I am learning about selfish routing in game theory from Nisan, Roughgarden, Tardos, Vazirani: Algorithmic Game Theory. Cambridge University
Press (2007)
TL;DR
I am struggling to solve exercise 18.4
Now I'm learning about proofing the existence of Nash Equilibrium in atomic selfish routing using a potential method.
I was able to understand completely the following theorem (18.12):
$(G, r, c)$ be an atomic instance in which every traffic amount $r_i$ is equal to a
common positive value $R$. Then $(G, r, c)$ admits at least one equilibrium flow.
The proof is for $R=1$ but it's quite easy to understand how to do it for any fixed integer.
Now, I am trying to prove a more general theorem (exercise 18.4)
First, they make a recall about affine cost functions: a cost function $c_e$ is affine if it has the
form $a_e (x) + b_e$ ; we always assume that $a_e , b_e ≥ 0.$)

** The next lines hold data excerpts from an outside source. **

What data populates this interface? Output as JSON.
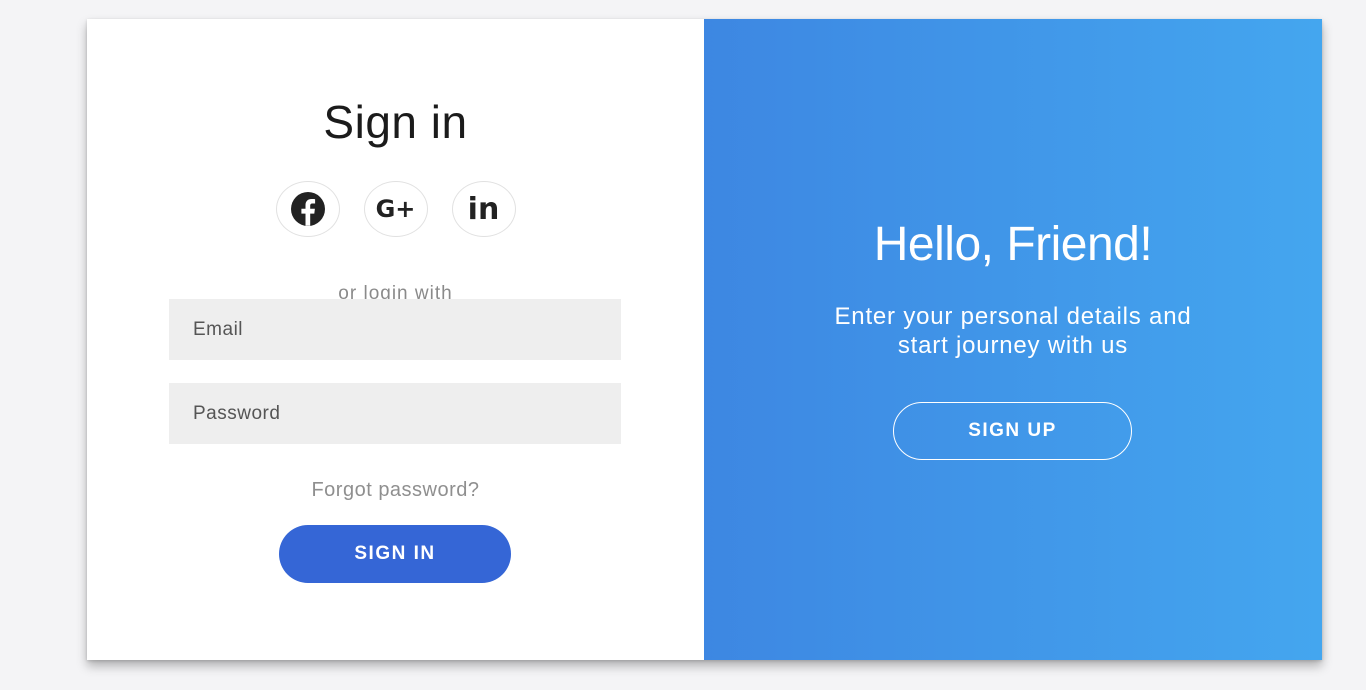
{
  "signin_panel": {
    "title": "Sign in",
    "social_buttons": [
      {
        "name": "facebook",
        "icon": "facebook-icon"
      },
      {
        "name": "google-plus",
        "icon": "google-plus-icon",
        "label": "G+"
      },
      {
        "name": "linkedin",
        "icon": "linkedin-icon",
        "label": "in"
      }
    ],
    "or_login_text": "or login with",
    "email_placeholder": "Email",
    "password_placeholder": "Password",
    "forgot_password": "Forgot password?",
    "signin_button": "SIGN IN"
  },
  "signup_panel": {
    "title": "Hello, Friend!",
    "subtext_line1": "Enter your personal details and",
    "subtext_line2": "start journey with us",
    "signup_button": "SIGN UP"
  },
  "colors": {
    "primary_button": "#3566d6",
    "panel_gradient_start": "#3d87e2",
    "panel_gradient_end": "#44a6ef",
    "input_background": "#eeeeee"
  }
}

Theorem 18.15: Let $(G,r,c)$ be an atomic instance with affine cost functions. Then $(G,r,c)$ admits at least one equilibrium flow. Define potential function as suggested
$\Phi(f)=\underset{e\in E}{\sum}(c_{e}(f_{e})f_{e}+\underset{i\in S_{e}}{\sum}c_{e}(r_{i})r_{i}),$
where $S_{e}$ denotes the set of players that chose a path in $f$ that includes the edge $e$.

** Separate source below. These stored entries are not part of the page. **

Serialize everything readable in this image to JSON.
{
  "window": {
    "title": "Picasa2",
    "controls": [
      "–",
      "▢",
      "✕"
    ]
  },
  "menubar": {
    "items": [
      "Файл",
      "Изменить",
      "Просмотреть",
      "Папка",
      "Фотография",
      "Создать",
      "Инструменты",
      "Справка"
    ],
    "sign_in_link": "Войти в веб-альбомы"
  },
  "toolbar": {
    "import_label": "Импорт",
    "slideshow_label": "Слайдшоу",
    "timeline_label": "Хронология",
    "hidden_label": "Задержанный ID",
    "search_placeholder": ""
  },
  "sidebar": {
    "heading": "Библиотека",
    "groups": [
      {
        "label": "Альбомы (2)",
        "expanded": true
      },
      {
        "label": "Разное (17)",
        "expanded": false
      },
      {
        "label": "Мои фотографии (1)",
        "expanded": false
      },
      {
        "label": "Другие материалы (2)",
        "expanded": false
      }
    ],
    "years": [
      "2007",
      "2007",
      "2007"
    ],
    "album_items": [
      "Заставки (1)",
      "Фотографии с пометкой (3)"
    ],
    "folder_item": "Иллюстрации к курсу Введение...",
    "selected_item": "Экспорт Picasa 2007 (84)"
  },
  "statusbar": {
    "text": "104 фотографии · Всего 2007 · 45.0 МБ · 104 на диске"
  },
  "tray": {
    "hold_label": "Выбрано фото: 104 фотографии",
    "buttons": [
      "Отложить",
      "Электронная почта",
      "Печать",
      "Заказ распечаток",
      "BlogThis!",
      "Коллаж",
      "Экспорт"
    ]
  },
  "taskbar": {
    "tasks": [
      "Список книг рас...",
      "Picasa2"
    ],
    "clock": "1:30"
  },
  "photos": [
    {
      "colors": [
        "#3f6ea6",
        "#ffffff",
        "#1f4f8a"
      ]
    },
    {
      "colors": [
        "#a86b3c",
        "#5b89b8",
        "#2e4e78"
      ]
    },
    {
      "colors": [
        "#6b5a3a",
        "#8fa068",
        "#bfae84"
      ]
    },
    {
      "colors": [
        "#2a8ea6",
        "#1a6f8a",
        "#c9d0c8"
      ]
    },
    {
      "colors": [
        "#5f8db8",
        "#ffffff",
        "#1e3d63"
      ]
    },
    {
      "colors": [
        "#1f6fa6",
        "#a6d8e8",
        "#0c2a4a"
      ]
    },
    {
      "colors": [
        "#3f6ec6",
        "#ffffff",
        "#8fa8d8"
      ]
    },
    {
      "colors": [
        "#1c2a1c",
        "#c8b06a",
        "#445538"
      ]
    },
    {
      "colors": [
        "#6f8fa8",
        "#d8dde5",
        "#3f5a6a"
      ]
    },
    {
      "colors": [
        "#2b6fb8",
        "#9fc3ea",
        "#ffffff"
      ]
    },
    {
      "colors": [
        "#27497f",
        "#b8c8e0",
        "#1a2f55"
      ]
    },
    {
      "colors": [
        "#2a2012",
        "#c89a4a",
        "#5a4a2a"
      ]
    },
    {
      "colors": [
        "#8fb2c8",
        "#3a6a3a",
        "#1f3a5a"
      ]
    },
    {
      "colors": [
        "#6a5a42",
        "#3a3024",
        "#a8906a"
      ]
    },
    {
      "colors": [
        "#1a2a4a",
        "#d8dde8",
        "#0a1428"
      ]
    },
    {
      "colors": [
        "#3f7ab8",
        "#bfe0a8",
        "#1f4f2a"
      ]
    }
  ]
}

The general idea of the proof is to take an optimal solution for $\Phi$, call it $f$ and show that $f$ is NE by contradiction: assume that $f$ is not NE so a player $i$ can deviate his flow by choosing a different path and forming a new flow $f^*$. now, we need to make the difference and show why it is the difference of the potential function and reach a contradiction to $f$ optimality.
I can't get the equations right (from path difference to potential function difference)
Any suggestions? any help will be appreciated